En procédant à un peu de classement parmi les milliards de textes qui encombrent mon disque dur, je suis tombé sur cette relation de notre plongée de pointe au Trou Madame qui date de… 1979 ! 😉
Son obsolescence « délicieuse » m’a donné envie de le republier. A l’origine, ce texte avait été écrit pour la revue de la Fédération « Etudes et Sports Sous Marins », devenue Subaqua… Cette source située à 1h30 au Nord de Toulouse est devenue depuis une classique… Bon, le texte est un peu long et plein de défauts mais reflète bien l’ambiance des plongées de l’époque et notre motivation…

Le mirage bleu

L’exurgence du Trou Madame, et non “les urgences du trou de Madame” comme nous l’avait fait remarquer un petit plaisantin, est une émergence péreenne qui s’ouvre près de Limognes dans le Lot, un département déjà riche en longues cavités noyées.

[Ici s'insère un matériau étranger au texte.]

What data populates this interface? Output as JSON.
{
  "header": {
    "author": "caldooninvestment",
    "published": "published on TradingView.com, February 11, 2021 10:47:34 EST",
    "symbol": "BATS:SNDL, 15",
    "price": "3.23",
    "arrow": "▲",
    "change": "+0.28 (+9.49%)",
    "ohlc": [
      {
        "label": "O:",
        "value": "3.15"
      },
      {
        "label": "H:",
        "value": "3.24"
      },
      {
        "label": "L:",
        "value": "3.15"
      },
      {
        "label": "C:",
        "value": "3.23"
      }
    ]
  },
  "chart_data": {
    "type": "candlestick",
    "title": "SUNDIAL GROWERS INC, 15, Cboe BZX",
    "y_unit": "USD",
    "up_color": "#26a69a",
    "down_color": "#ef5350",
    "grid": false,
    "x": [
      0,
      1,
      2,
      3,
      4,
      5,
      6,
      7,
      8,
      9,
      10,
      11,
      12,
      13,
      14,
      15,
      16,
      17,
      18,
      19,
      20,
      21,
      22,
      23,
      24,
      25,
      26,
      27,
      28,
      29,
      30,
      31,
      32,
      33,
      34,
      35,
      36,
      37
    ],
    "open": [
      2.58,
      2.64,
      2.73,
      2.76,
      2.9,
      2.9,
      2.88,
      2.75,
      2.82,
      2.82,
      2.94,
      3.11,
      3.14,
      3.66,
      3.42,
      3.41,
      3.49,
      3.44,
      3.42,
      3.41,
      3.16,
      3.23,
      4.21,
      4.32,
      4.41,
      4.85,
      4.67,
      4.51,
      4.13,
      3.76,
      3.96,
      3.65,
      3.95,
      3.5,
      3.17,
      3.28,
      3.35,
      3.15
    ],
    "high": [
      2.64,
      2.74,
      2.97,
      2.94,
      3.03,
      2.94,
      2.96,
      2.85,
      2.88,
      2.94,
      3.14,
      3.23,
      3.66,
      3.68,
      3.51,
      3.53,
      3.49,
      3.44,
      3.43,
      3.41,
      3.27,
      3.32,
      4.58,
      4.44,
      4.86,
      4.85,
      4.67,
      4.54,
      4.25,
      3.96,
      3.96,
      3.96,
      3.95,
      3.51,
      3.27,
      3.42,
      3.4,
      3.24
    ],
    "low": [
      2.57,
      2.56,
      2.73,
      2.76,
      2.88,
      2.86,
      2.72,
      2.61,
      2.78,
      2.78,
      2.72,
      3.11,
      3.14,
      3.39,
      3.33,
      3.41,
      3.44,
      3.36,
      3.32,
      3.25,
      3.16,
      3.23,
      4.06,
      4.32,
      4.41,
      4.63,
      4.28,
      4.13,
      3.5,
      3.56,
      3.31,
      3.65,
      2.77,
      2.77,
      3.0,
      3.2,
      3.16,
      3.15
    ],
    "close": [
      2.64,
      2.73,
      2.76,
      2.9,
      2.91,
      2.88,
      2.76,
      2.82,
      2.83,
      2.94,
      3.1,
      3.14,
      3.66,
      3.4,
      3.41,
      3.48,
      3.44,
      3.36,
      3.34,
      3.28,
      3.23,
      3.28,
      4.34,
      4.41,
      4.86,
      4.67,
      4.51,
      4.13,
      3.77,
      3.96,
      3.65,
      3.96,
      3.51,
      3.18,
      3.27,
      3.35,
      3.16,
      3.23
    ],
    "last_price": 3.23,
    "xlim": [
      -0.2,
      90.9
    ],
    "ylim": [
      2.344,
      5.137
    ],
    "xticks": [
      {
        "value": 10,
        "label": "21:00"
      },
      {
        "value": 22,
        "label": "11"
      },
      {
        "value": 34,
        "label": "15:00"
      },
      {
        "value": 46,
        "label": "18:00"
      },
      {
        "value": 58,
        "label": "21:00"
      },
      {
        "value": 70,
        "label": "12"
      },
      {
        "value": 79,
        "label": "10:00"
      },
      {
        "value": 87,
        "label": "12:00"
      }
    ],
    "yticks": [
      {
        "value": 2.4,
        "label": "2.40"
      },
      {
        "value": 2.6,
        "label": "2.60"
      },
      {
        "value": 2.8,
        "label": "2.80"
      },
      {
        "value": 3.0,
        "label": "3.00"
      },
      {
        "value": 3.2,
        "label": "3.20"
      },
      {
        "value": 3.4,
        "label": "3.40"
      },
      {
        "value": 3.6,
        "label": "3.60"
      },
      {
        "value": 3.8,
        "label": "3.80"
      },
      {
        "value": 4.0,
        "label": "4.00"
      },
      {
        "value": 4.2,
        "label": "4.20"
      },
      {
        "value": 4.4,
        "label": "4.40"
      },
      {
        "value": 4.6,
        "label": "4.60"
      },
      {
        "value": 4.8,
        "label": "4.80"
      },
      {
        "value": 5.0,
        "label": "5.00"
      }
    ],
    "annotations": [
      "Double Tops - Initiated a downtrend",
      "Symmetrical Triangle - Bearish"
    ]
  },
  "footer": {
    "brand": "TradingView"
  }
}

En 1977, une forte équipe de plongeurs de la FFESSM (Fédération française d’études et de sports sous-marins) reconnaissait 1400m de galeries noyées entrecoupées de rivières exondées. Peu après, une équipe grenobloise prolongeait le siphon n° 8 de 200m, ce qui portait le développement noyé à 1600m. C’était alors le record d’Europe. Vu la grande profondeur atteinte (moins 32 m) et l’infrastructure importante à mettre en œuvre, la poursuite de l’exploration semblait impossible.

En Juillet 1979, nous relevons le défi : Jean Sorin, chimiste de 21 ans, Hervé Lefebvre, chimiste, 24 ans, Thierry Tonnelier, étudiant chimiste, 21 ans, Eric Le Guen, 20 ans, pianiste et Francis Le Guen, 23 ans, photographe, faisant équipe depuis près de 5 ans au Spéléo-Club de Paris, décident de prolonger la cavité en 4 raids successifs de week-end (1000 km aller-retour). Le projet était ambitieux : aucun de nous n’avait dépassé 800m en siphon, et les problèmes étaient de taille : l’eau à 12°, la profondeur, l’équipement en fil à refaire, le matériel énorme à prévoir. Il semblait cependant qu’en utilisant le principe des camps himalayens (plusieurs plongeurs de soutien pour un plongeur partant en pointe) et avec beaucoup de punch, nous réussirions…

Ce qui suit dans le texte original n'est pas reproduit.